A rite of passage is a ritual event that marks a person’s progress from one status to another. There are often ceremonies that accompany these rituals, designed for both the individual(s) transitioning as well as the community.

There are examples of rituals marking rites of passages in most cultures and religions throughout the world, most commonly accompanying milestones such as birth, puberty or coming of age, marriage, and death, as well as initiation. Each of these rites tends, as articulated by van Gennep in his book Rites of Passage, to have three phases: separation, transition, and reincorportation.

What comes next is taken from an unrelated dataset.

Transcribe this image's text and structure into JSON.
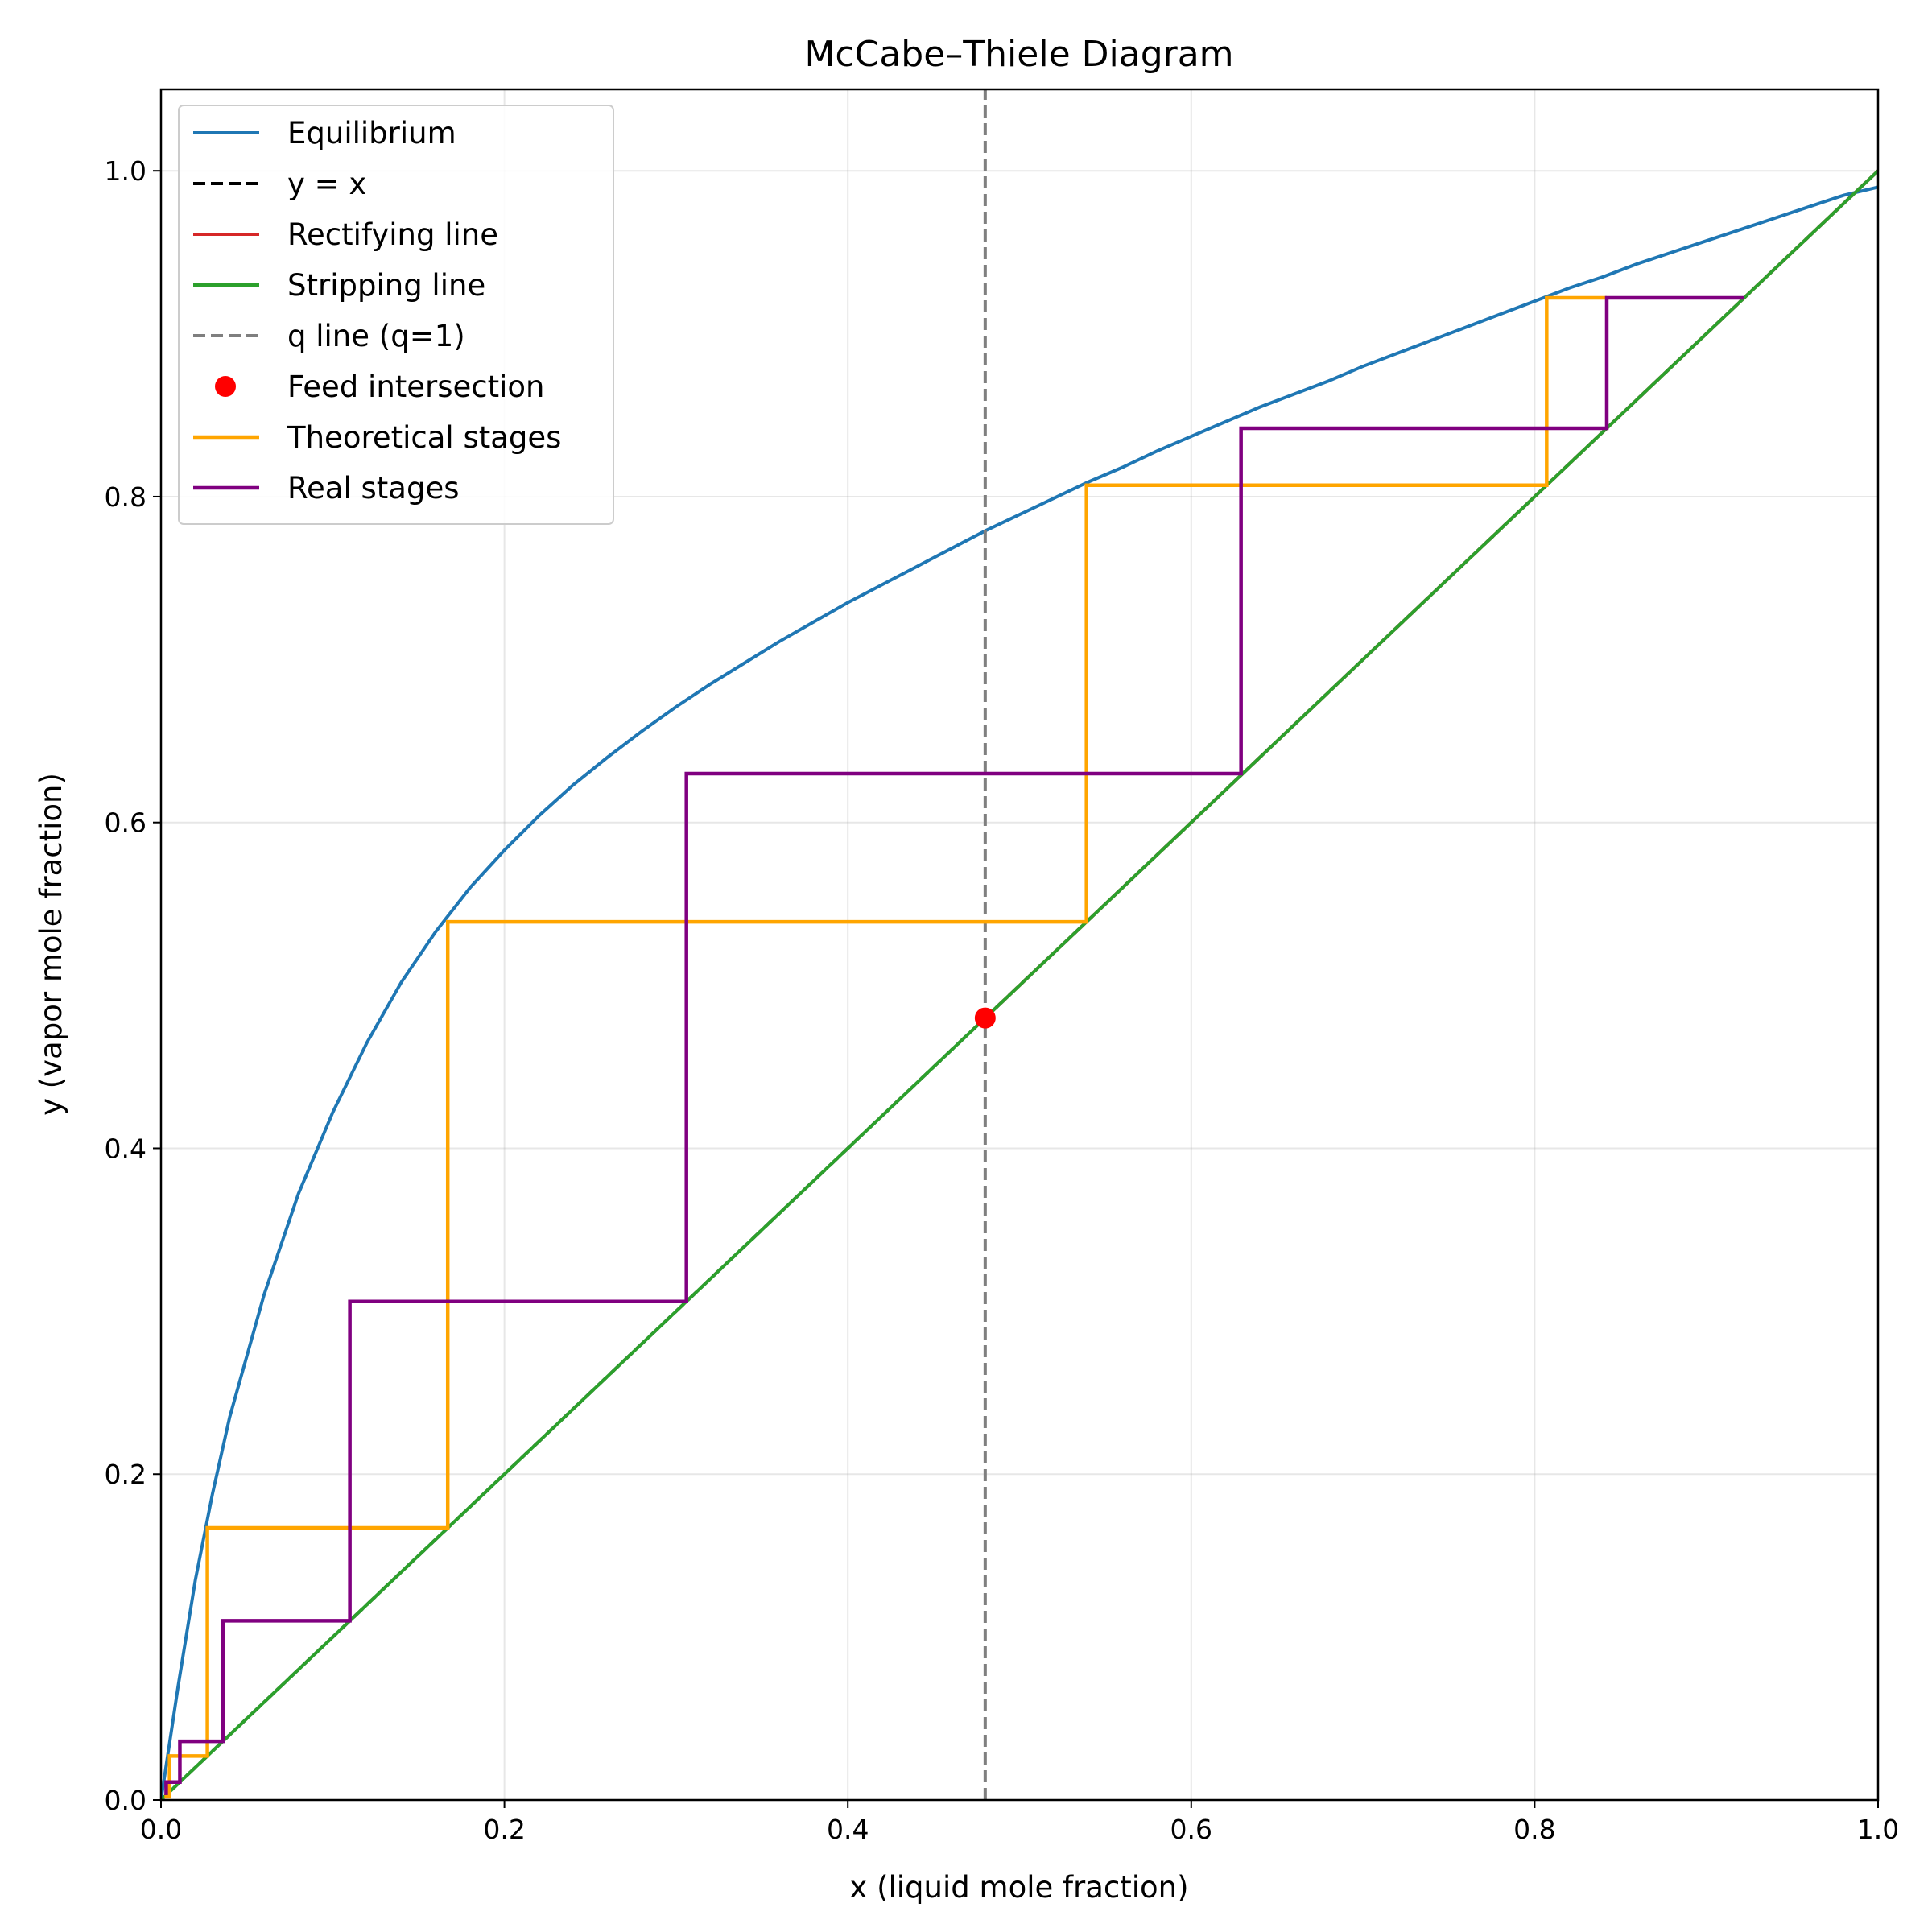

An example of a ritual rite of passage is a wedding. In the traditional wedding, each member of the couple is walked down the aisle by their parents – this represents separation from their family of origin. The ceremony is the transition, where they take vows in front of their community and announce their devotion. The couple has left their old home and is in the process of forming a new home, together. They are in the threshold. Finally, they are reincorporated into the community. They walk down the aisle together, they dance with their community, eat with everyone, and then are sent off together to start their new life. The ring they wear is symbolic of their new status of union.

These days, people often eschew old traditions and rituals, feeling they are old-fashioned, unnecessary or irrelevant. Why get married or have a wedding? In some cases the marriage might not be legally binding. In other cases, there is no plan or ability to have children. Parents are no longer alive to “give them away.” Marriage just leads to divorce anyway, so why do it? How can we be sure “this is The One?” Similarly, people feel disconnected from other rites of passage – they are not an active part of a spiritual or religious community, so baptism, naming, bar or bat mitzvah, confirmation, vision quest, or other rites of passage are not available or seem alien to them.

But these rites and rituals have existed for a long time and for good reasons that often are not apparent until during or after they have been completed. Oftentimes people are shocked by how moved they feel when they experience the rite of passage ritual they were initially reluctant to complete or to witness. As we move through life, we all transition through rites of passage – we are born, we start school, we go through puberty, we finish school, some form a union with others and/or with God, we grow older, and we die. Each of these rites of passage is very powerful, whether we mark it with ritual or not. Marking with ritual simply serves to help us, and our community, transition through the experience together, and with meaning and connection.